A total of 70 nine-car Class 345 Aventra electric multiple units are being built by Bombardier Transportation in Derby for the soon-to-be Elizabeth Line (currently Crossrail). The first train entered service in June 2017 between London Liverpool Street and Shenfield, which is the only route on which the trains have been used so far.
Porterbrook’s first brand new Class 769 Flex bi-mode conversion – an innovative capacity-boosting electric multiple unit converted to include a diesel engine. The first Flex is due to enter traffic with Northern soon. The Flex are being converted from redundant Class 319 EMUs at Brush Traction (Loughborough).
The UK’s first fuel cell locomotive, built by the University of Birmingham’s Centre for Research and Education (BCRRE). The Hydrogen Hero was built for the first Institution of Mechanical Engineers Railway Challenge in 2012. Since then, it has been upgraded to include as much new technology as possible and is now a hybrid with a supercapacitor energy storage, a silicon carbide inverter drive, and permanent magnet AC motors.

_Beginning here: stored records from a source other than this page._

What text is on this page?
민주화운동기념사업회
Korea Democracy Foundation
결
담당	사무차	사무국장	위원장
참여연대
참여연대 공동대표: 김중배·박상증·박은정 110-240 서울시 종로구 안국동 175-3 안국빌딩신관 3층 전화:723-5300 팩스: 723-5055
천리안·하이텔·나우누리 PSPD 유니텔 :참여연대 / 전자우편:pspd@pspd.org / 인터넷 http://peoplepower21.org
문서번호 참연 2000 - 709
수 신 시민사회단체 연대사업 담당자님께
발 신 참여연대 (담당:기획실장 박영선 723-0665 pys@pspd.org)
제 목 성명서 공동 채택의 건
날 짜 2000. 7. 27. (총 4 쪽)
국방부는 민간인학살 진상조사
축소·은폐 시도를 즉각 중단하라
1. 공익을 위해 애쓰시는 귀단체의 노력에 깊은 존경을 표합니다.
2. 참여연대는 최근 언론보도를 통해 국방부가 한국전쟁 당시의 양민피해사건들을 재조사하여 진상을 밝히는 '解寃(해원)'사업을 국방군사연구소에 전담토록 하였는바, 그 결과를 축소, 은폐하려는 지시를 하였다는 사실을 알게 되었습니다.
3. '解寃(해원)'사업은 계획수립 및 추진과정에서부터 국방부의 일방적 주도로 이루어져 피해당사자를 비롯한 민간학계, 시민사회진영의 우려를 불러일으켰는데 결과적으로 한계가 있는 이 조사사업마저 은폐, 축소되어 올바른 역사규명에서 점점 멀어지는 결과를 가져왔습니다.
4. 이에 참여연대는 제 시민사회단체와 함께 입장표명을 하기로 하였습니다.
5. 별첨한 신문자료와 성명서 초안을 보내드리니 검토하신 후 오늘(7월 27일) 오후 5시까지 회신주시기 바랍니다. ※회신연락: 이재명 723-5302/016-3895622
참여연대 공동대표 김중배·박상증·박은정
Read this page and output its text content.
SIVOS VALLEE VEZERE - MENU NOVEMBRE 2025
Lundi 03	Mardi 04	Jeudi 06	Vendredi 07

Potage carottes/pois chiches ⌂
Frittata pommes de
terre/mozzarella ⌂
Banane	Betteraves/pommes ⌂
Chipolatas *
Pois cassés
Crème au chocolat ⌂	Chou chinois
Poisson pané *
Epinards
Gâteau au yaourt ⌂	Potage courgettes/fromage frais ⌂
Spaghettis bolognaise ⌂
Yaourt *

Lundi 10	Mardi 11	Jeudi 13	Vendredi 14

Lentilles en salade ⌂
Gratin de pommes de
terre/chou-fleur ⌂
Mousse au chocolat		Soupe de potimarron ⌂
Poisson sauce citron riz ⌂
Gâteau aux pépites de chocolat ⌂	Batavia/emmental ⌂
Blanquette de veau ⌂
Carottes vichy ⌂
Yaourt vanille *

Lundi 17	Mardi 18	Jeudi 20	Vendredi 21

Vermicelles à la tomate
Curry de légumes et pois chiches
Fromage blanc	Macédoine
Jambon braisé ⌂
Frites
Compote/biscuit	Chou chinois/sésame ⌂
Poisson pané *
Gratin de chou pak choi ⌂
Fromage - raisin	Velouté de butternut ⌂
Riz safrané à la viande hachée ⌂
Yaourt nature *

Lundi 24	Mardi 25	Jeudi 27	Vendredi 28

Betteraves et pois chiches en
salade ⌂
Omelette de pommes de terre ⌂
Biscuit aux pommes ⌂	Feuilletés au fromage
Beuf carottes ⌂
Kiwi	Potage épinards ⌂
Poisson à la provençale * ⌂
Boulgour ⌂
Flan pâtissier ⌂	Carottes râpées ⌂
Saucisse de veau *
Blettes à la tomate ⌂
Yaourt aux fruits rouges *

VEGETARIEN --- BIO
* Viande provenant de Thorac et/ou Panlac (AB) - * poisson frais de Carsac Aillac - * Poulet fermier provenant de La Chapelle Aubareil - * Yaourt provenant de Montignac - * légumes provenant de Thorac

Plain Line Pattern Recognition 1 is one of five trains Network Rail has that captures high-definition imagers combined with track geometry information which, when analysed with complex computer algorithms, enables candidate defects with the track to be highlighted. It replaces a method of basic visual inspection on plain line track and represents a major step forward in the detection of track faults such as missing rail fastenings and damage to sleepers.
Vivarail’s battery-powered D-Train - the first of which is in its final-build stage, and is set to be ready for passenger service by the summer. Vivarail was awarded a grant by Innovation UK in July 2017 for development of battery technology in its trains. These trains are built using the aluminium bodyshell and bogies of the now-retired London Underground Bombardier D-Stock trains.